Notre vie quotidienne sans internet serait inconcevable. Cet outil est devenu indispensable tant dans la vie professionnelle que dans la sphère privée. A ce titre, internet est aujourd'hui un des canaux privilégiés des consommateurs pour effectuer leurs achats. Il était donc logique que le législateur s'intéresse à la distribution par internet, et notamment aux questions de droit de la concurrence soulevées par celle-ci.

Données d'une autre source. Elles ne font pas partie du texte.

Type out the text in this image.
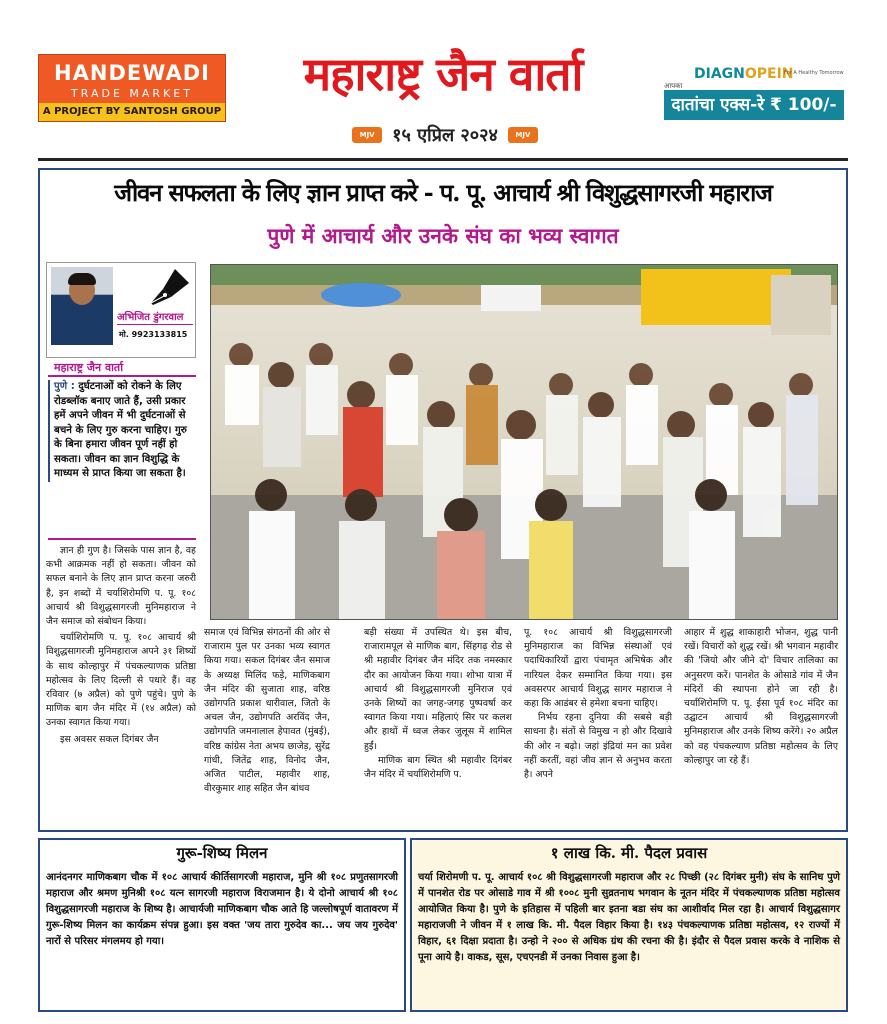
HANDEWADI
TRADE MARKET
A PROJECT BY SANTOSH GROUP
महाराष्ट्र जैन वार्ता
MJV १५ एप्रिल २०२४	MJV
DIAGNOPEIN
For A Healthy Tomorrow
आपका
दातांचा एक्स-रे ₹ 100/-
जीवन सफलता के लिए ज्ञान प्राप्त करे - प. पू. आचार्य श्री विशुद्धसागरजी महाराज
पुणे में आचार्य और उनके संघ का भव्य स्वागत
अभिजित डुंगरवाल
मो. 9923133815
महाराष्ट्र जैन वार्ता
पुणे : दुर्घटनाओं को रोकने के लिए रोडब्लॉक बनाए जाते हैं, उसी प्रकार हमें अपने जीवन में भी दुर्घटनाओं से बचने के लिए गुरु करना चाहिए। गुरु के बिना हमारा जीवन पूर्ण नहीं हो सकता। जीवन का ज्ञान विशुद्धि के माध्यम से प्राप्त किया जा सकता है।

ज्ञान ही गुण है। जिसके पास ज्ञान है, वह कभी आक्रमक नहीं हो सकता। जीवन को सफल बनाने के लिए ज्ञान प्राप्त करना जरुरी है, इन शब्दों में चर्याशिरोमणि प. पू. १०८ आचार्य श्री विशुद्धसागरजी मुनिमहाराज ने जैन समाज को संबोधन किया।

चर्याशिरोमणि प. पू. १०८ आचार्य श्री विशुद्धसागरजी मुनिमहाराज अपने ३१ शिष्यों के साथ कोल्हापुर में पंचकल्याणक प्रतिष्ठा महोत्सव के लिए दिल्ली से पधारे हैं। वह रविवार (७ अप्रैल) को पुणे पहुंचे। पुणे के माणिक बाग जैन मंदिर में (१४ अप्रैल) को उनका स्वागत किया गया।

इस अवसर सकल दिगंबर जैन

समाज एवं विभिन्न संगठनों की ओर से राजाराम पुल पर उनका भव्य स्वागत किया गया। सकल दिगंबर जैन समाज के अध्यक्ष मिलिंद फड़े, माणिकबाग जैन मंदिर की सुजाता शाह, वरिष्ठ उद्योगपति प्रकाश धारीवाल, जितो के अचल जैन, उद्योगपति अरविंद जैन, उद्योगपति जमनालाल हेपावत (मुंबई), वरिष्ठ कांग्रेस नेता अभय छाजेड़, सुरेंद्र गांधी, जितेंद्र शाह, विनोद जैन, अजित पाटील, महावीर शाह, वीरकुमार शाह सहित जैन बांधव

बड़ी संख्या में उपस्थित थे। इस बीच, राजारामपूल से माणिक बाग, सिंहगढ़ रोड से श्री महावीर दिगंबर जैन मंदिर तक नमस्कार दौर का आयोजन किया गया। शोभा यात्रा में आचार्य श्री विशुद्धसागरजी मुनिराज एवं उनके शिष्यों का जगह-जगह पुष्पवर्षा कर स्वागत किया गया। महिलाएं सिर पर कलश और हाथों में ध्वज लेकर जुलूस में शामिल हुईं।

माणिक बाग स्थित श्री महावीर दिगंबर जैन मंदिर में चर्याशिरोमणि प.

पू. १०८ आचार्य श्री विशुद्धसागरजी मुनिमहाराज का विभिन्न संस्थाओं एवं पदाधिकारियों द्वारा पंचामृत अभिषेक और नारियल देकर सम्मानित किया गया। इस अवसरपर आचार्य विशुद्ध सागर महाराज ने कहा कि आडंबर से हमेशा बचना चाहिए।

निर्भय रहना दुनिया की सबसे बड़ी साधना है। संतों से विमुख न हो और दिखावे की ओर न बढ़ो। जहां इंद्रियां मन का प्रवेश नहीं करतीं, वहां जीव ज्ञान से अनुभव करता है। अपने

आहार में शुद्ध शाकाहारी भोजन, शुद्ध पानी रखें। विचारों को शुद्ध रखें। श्री भगवान महावीर की 'जियो और जीने दो' विचार तालिका का अनुसरण करें। पानशेत के ओसाडे गांव में जैन मंदिरों की स्थापना होने जा रही है। चर्याशिरोमणि प. पू. ईसा पूर्व १०८ मंदिर का उद्घाटन आचार्य श्री विशुद्धसागरजी मुनिमहाराज और उनके शिष्य करेंगे। २० अप्रैल को वह पंचकल्याण प्रतिष्ठा महोत्सव के लिए कोल्हापुर जा रहे हैं।

गुरू-शिष्य मिलन
आनंदनगर माणिकबाग चौक में १०८ आचार्य कीर्तिसागरजी महाराज, मुनि श्री १०८ प्रणुतसागरजी महाराज और श्रमण मुनिश्री १०८ यत्न सागरजी महाराज विराजमान है। ये दोनो आचार्य श्री १०८ विशुद्धसागरजी महाराज के शिष्य है। आचार्यजी माणिकबाग चौक आते हि जल्लोषपूर्ण वातावरण में गुरू-शिष्य मिलन का कार्यक्रम संपन्न हुआ। इस वक्त 'जय तारा गुरुदेव का... जय जय गुरुदेव' नारों से परिसर मंगलमय हो गया।
१ लाख कि. मी. पैदल प्रवास
चर्या शिरोमणी प. पू. आचार्य १०८ श्री विशुद्धसागरजी महाराज और २८ पिच्छी (२८ दिगंबर मुनी) संघ के सानिध पुणे में पानशेत रोड पर ओसाडे गाव में श्री १००८ मुनी सुव्रतनाथ भगवान के नूतन मंदिर में पंचकल्याणक प्रतिष्ठा महोत्सव आयोजित किया है। पुणे के इतिहास में पहिली बार इतना बडा संघ का आशीर्वाद मिल रहा है। आचार्य विशुद्धसागर महाराजजी ने जीवन में १ लाख कि. मी. पैदल विहार किया है। १४३ पंचकल्याणक प्रतिष्ठा महोत्सव, १२ राज्यों में विहार, ६१ दिक्षा प्रदाता है। उन्हो ने २०० से अधिक ग्रंथ की रचना की है। इंदौर से पैदल प्रवास करके वे नाशिक से पूना आये है। वाकड, सूस, एचएनडी में उनका निवास हुआ है।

Les relations contractuelles entre fournisseurs et distributeurs, en ce compris la distribution par internet sont soumises au droit de la concurrence. Dans ses nouvelles lignes directrices sur les accords entre fournisseurs et distributeurs (définis en droit de la concurrence comme « accords verticaux »), la Commission européenne a voué une attention particulière aux ventes par internet. La Commission européenne perçoit ce nouveau canal de distribution comme un moyen idéal d'approfondir l'intégration du marché unique, qui constitue l'un des objectifs fondamentaux de la politique européenne. De surcroît, la Commission voit dans la distribution par internet une possibilité d'étendre l'offre et d'augmenter le nombre et la variété des clients. Dans cette optique, la Commission pose comme principe que la distribution par internet et l'utilisation de l'internet par les distributeurs ne peuvent être limitées par les fournisseurs que dans des cas exceptionnels. Les fournisseurs sont pourtant loin de partager l'enthousiasme de la Commission à l'égard de la distribution en ligne et d'aucuns souhaiteraient pouvoir mieux encadrer, limiter ou même exclure la possibilité pour leurs distributeurs de vendre par ce biais. Les lignes directrices sur les accords verticaux abordent les restrictions souhaitées par les fournisseurs et donnent des orientations pour apprécier leur validité sous l'angle du droit de la concurrence.
Compte tenu de l'importance de la distribution en ligne, la Commission pose comme principe que tout distributeur doit être autorisé à utiliser ce canal pour vendre ses produits. Une interdiction de vente en ligne ne doit être imposée qu'à titre exceptionnel, lorsque des circonstances objectives le justifient, par exemple en cas de vente de substances dangereuses pour des raisons de sécurité ou de santé. Cette approche restrictive de la Commission vis-à-vis des interdictions de ventes en ligne fait actuellement l'objet d'une contestation devant la Cour de Justice de l'Union européenne. On saura dans les prochains mois si la Cour valide cette approche restrictive.
Outre l'interdiction totale de distribution par internet, la Commission examine dans ses lignes directrices d'autres restrictions à la distribution par internet qu'elle considère problématiques dans certaines circonstances.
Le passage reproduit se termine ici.